DnaA and SspA Regulation of the iraD gene of E. coli: an alternative DNA damage response independent of LexA/RecA

ABSTRACT

The transcription factor RpoS (σS) of Escherichia coli controls a large number of genes important for tolerance of a variety of stress conditions. IraD promotes the post-translation stability of RpoS by inhibition of RssB, an adaptor protein for ClpXP degradation. We have previously documented DNA damage induction of iraD expression, independent of the SOS response. Both iraD and rpoS are required for tolerance to DNA damaging treatments such as H₂O₂ and the replication inhibitor azidothymidine in the log phase of growth. Using luciferase gene fusions to the 672 bp iraD upstream region, we show here that both promoters of iraD are induced by AZT. Genetic analysis suggests that both promoters are repressed by DnaA-ATP, partially dependent on a putative DnaA box at −81 bp, and regulated by RIDA (regulatory inactivation of DnaA), dependent on the DnaN processivity clamp.
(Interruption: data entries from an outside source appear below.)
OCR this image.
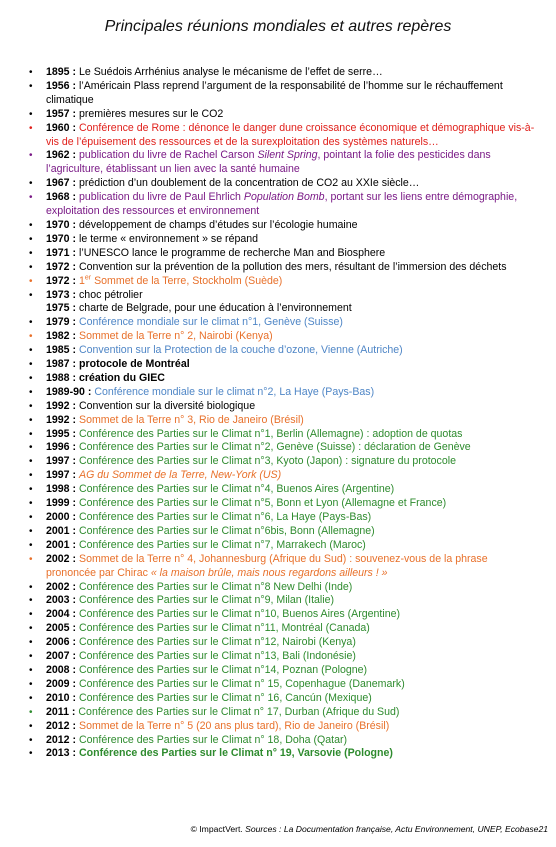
Principales réunions mondiales et autres repères
• 1895 : Le Suédois Arrhénius analyse le mécanisme de l’effet de serre…
• 1956 : l’Américain Plass reprend l’argument de la responsabilité de l’homme sur le réchauffement climatique
• 1957 : premières mesures sur le CO2
• 1960 : Conférence de Rome : dénonce le danger dune croissance économique et démographique vis-à-vis de l’épuisement des ressources et de la surexploitation des systèmes naturels…
• 1962 : publication du livre de Rachel Carson Silent Spring, pointant la folie des pesticides dans l’agriculture, établissant un lien avec la santé humaine
• 1967 : prédiction d’un doublement de la concentration de CO2 au XXIe siècle…
• 1968 : publication du livre de Paul Ehrlich Population Bomb, portant sur les liens entre démographie, exploitation des ressources et environnement
• 1970 : développement de champs d’études sur l’écologie humaine
• 1970 : le terme « environnement » se répand
• 1971 : l’UNESCO lance le programme de recherche Man and Biosphere
• 1972 : Convention sur la prévention de la pollution des mers, résultant de l’immersion des déchets
• 1972 : 1er Sommet de la Terre, Stockholm (Suède)
• 1973 : choc pétrolier
1975 : charte de Belgrade, pour une éducation à l’environnement
• 1979 : Conférence mondiale sur le climat n°1, Genève (Suisse)
• 1982 : Sommet de la Terre n° 2, Nairobi (Kenya)
• 1985 : Convention sur la Protection de la couche d’ozone, Vienne (Autriche)
• 1987 : protocole de Montréal
• 1988 : création du GIEC
• 1989-90 : Conférence mondiale sur le climat n°2, La Haye (Pays-Bas)
• 1992 : Convention sur la diversité biologique
• 1992 : Sommet de la Terre n° 3, Rio de Janeiro (Brésil)
• 1995 : Conférence des Parties sur le Climat n°1, Berlin (Allemagne) : adoption de quotas
• 1996 : Conférence des Parties sur le Climat n°2, Genève (Suisse) : déclaration de Genève
• 1997 : Conférence des Parties sur le Climat n°3, Kyoto (Japon) : signature du protocole
• 1997 : AG du Sommet de la Terre, New-York (US)
• 1998 : Conférence des Parties sur le Climat n°4, Buenos Aires (Argentine)
• 1999 : Conférence des Parties sur le Climat n°5, Bonn et Lyon (Allemagne et France)
• 2000 : Conférence des Parties sur le Climat n°6, La Haye (Pays-Bas)
• 2001 : Conférence des Parties sur le Climat n°6bis, Bonn (Allemagne)
• 2001 : Conférence des Parties sur le Climat n°7, Marrakech (Maroc)
• 2002 : Sommet de la Terre n° 4, Johannesburg (Afrique du Sud) : souvenez-vous de la phrase prononcée par Chirac « la maison brûle, mais nous regardons ailleurs ! »
• 2002 : Conférence des Parties sur le Climat n°8 New Delhi (Inde)
• 2003 : Conférence des Parties sur le Climat n°9, Milan (Italie)
• 2004 : Conférence des Parties sur le Climat n°10, Buenos Aires (Argentine)
• 2005 : Conférence des Parties sur le Climat n°11, Montréal (Canada)
• 2006 : Conférence des Parties sur le Climat n°12, Nairobi (Kenya)
• 2007 : Conférence des Parties sur le Climat n°13, Bali (Indonésie)
• 2008 : Conférence des Parties sur le Climat n°14, Poznan (Pologne)
• 2009 : Conférence des Parties sur le Climat n° 15, Copenhague (Danemark)
• 2010 : Conférence des Parties sur le Climat n° 16, Cancún (Mexique)
• 2011 : Conférence des Parties sur le Climat n° 17, Durban (Afrique du Sud)
• 2012 : Sommet de la Terre n° 5 (20 ans plus tard), Rio de Janeiro (Brésil)
• 2012 : Conférence des Parties sur le Climat n° 18, Doha (Qatar)
• 2013 : Conférence des Parties sur le Climat n° 19, Varsovie (Pologne)
© ImpactVert. Sources : La Documentation française, Actu Environnement, UNEP, Ecobase21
By electrophoretic mobility shift assays we show that purified DnaA protein binds to the iraD upstream region, so DnaA regulation of IraD is likely to be direct. DNA damage induction of iraD during log phase growth is abolished in the dnaA-T174P mutant, suggesting that DNA damage, in some way, relieves DnaA repression, possibly through the accumulation of replication clamps and enhanced RIDA. We demonstrate that the RNA-polymerase associated factor, SspA (stringent starvation protein A), induced by the accumulation of ppGpp, also affects IraD expression, with a positive effect on constitutive expression and a negative effect on AZT-induced expression, in a fashion independent of DnaA.